Virgili ricorda che nell’evo tardo-antico si predicarono fatti straordinari e poteri taumaturgici anche relativamente ad altri personaggi (è notissimo il caso di Apollonio di Tiana, coevo di Gesù – ma la cui vita fu scritta da Filostrato nel III secolo), però in nessun caso si trova questa peculiarità: 

Ciò che risulta particolare nei racconti di miracoli attribuiti a Gesù, oltre al loro numero, particolarmente elevato, è che questi, da quello che possiamo desumere dai vangeli, assunsero un ruolo particolare nel suo ministero. Attraverso tali opere potenti, infatti, il Nazareno riteneva di manifestare l’attualità del regno di Dio […], asserendo che queste, in quanto manifestazioni del regno, testimoniassero a favore del suo ministero […]. I miracoli non erano semplicemente dei segni o delle prove della venuta del regno di Dio; ma il regno di Dio che prendeva vita nelle persone guarite […]. 

Ivi, 206 

Virgili restituisce in una succinta sintesi il racconto di come, da Karl F. Bahrdt in qua, passando soprattutto per l’opera demitizzatrice contemporanea di Rudolf Bultmann, i miracoli siano stati crivellati di critiche iperrazionalistiche: 

[…] per spiegare <ad esempio> il miracolo di Gesù che cammina sulle acque, <Bahrdt> immagina che in realtà questi fosse in piedi su un pezzo di legno che galleggiava a fior di superficie, ma che i discepoli sulla barca non se ne fossero accorti perché dalla loro prospettiva il pezzo di legno di cui sopra non era visibile. 

Ivi, 207 

Quanto ci sia di razionale in questo “razionalismo” può capirlo da sé chiunque abbia mai visto un mare appena appena mosso: Cristo doveva essere un surfista da oro olimpico, se riusciva a stare in piedi su un relitto alla deriva laddove i suoi amici non erano al sicuro sulla barca. A parziale giustificazione di Bahrdt c’è il fatto che, delle molte città per le quali il suo caratteraccio lo portò a peregrinare (prima di finire la vita come gestore di un biliardo, animatore di società segrete e scrittore pornografico) la più vicina a un qualche mare fu Halle, comunque a svariate centinaia di km dall’acqua marina. 
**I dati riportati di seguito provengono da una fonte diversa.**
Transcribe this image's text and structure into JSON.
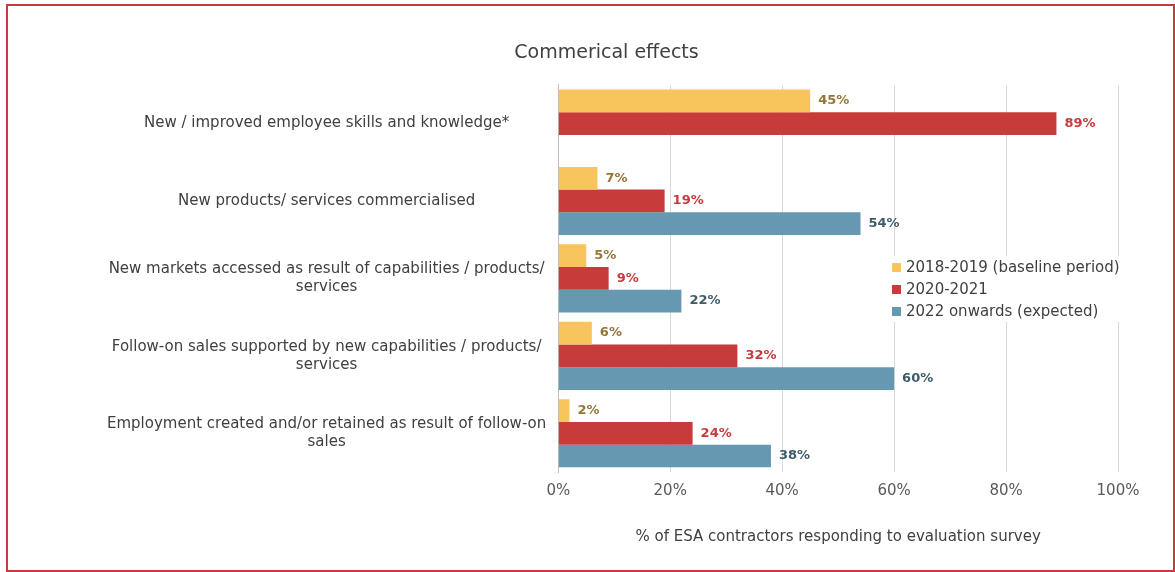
{
  "chart_data": {
    "type": "bar",
    "orientation": "horizontal",
    "title": "Commerical effects",
    "xlabel": "% of ESA contractors responding to evaluation survey",
    "categories": [
      "New / improved employee skills and knowledge*",
      "New products/ services commercialised",
      "New markets accessed as result of capabilities / products/ services",
      "Follow-on sales supported by new capabilities / products/ services",
      "Employment created and/or retained as result of follow-on sales"
    ],
    "series": [
      {
        "name": "2018-2019 (baseline period)",
        "color": "#f8c55c",
        "values": [
          45,
          7,
          5,
          6,
          2
        ],
        "value_labels": [
          "45%",
          "7%",
          "5%",
          "6%",
          "2%"
        ]
      },
      {
        "name": "2020-2021",
        "color": "#c83b3b",
        "values": [
          89,
          19,
          9,
          32,
          24
        ],
        "value_labels": [
          "89%",
          "19%",
          "9%",
          "32%",
          "24%"
        ]
      },
      {
        "name": "2022 onwards (expected)",
        "color": "#6699b1",
        "values": [
          null,
          54,
          22,
          60,
          38
        ],
        "value_labels": [
          null,
          "54%",
          "22%",
          "60%",
          "38%"
        ]
      }
    ],
    "xlim": [
      0,
      100
    ],
    "xticks": [
      {
        "value": 0,
        "label": "0%"
      },
      {
        "value": 20,
        "label": "20%"
      },
      {
        "value": 40,
        "label": "40%"
      },
      {
        "value": 60,
        "label": "60%"
      },
      {
        "value": 80,
        "label": "80%"
      },
      {
        "value": 100,
        "label": "100%"
      }
    ],
    "grid": "x",
    "legend": "right"
  }
}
Qui la presentazione con don Gianmario Pagano (“Bella Prof!”) del 21 settembre 2022

Virgili non infierisce su questi personaggi corrosi dal pregiudizio iperrazionalistico, il che conferisce al suo volume una signorilità e una leggibilità che sarebbero state altrimenti offuscate dal sospetto di intenti apologetici. L’Autore si sofferma poi sulle posizioni (assai distanti) di Bultmann e Verbes, per poi indicare in John P. Meier uno «tra gli studiosi che in tempi recenti hanno dedicato maggiore attenzione alle storie di miracoli con protagonista Gesù»: 

Egli conclude che alcune di queste, come quella della guarigione di Bartimeo, hanno un fondamento storico in un evento in cui i testimoni credettero che Gesù avesse ridato la vista a un cieco. Altre storie, come la moltiplicazione dei pani e dei pesci, possono avere una base simbolica, in questo caso un pasto che Gesù condivise con una grande folla, un pasto che forse solo più tardi fu considerato miracoloso. 

Ivi, 210 

Il problema di fondo, quando si parla di miracoli, è sempre la concezione del soprannaturale che vi sta sottesa, ovvero il giudizio previo che ammetta (o neghi) che al mondo possa intervenire qualche fenomeno di sospensione o di superamento delle leggi della natura. Se si dà un’ammissione di questa possibilità, trasformare l’acqua in vino o placare uno specchio d’acqua agitato dal vento non dovrebbe essere più difficile che permettere a un cieco di vedere. 

Non a caso anche Virgili, nella presentazione del volume, ha voluto scostarsi un tantino dalla tendenza degli storici a squalificare in blocco i “miracoli sulla natura”.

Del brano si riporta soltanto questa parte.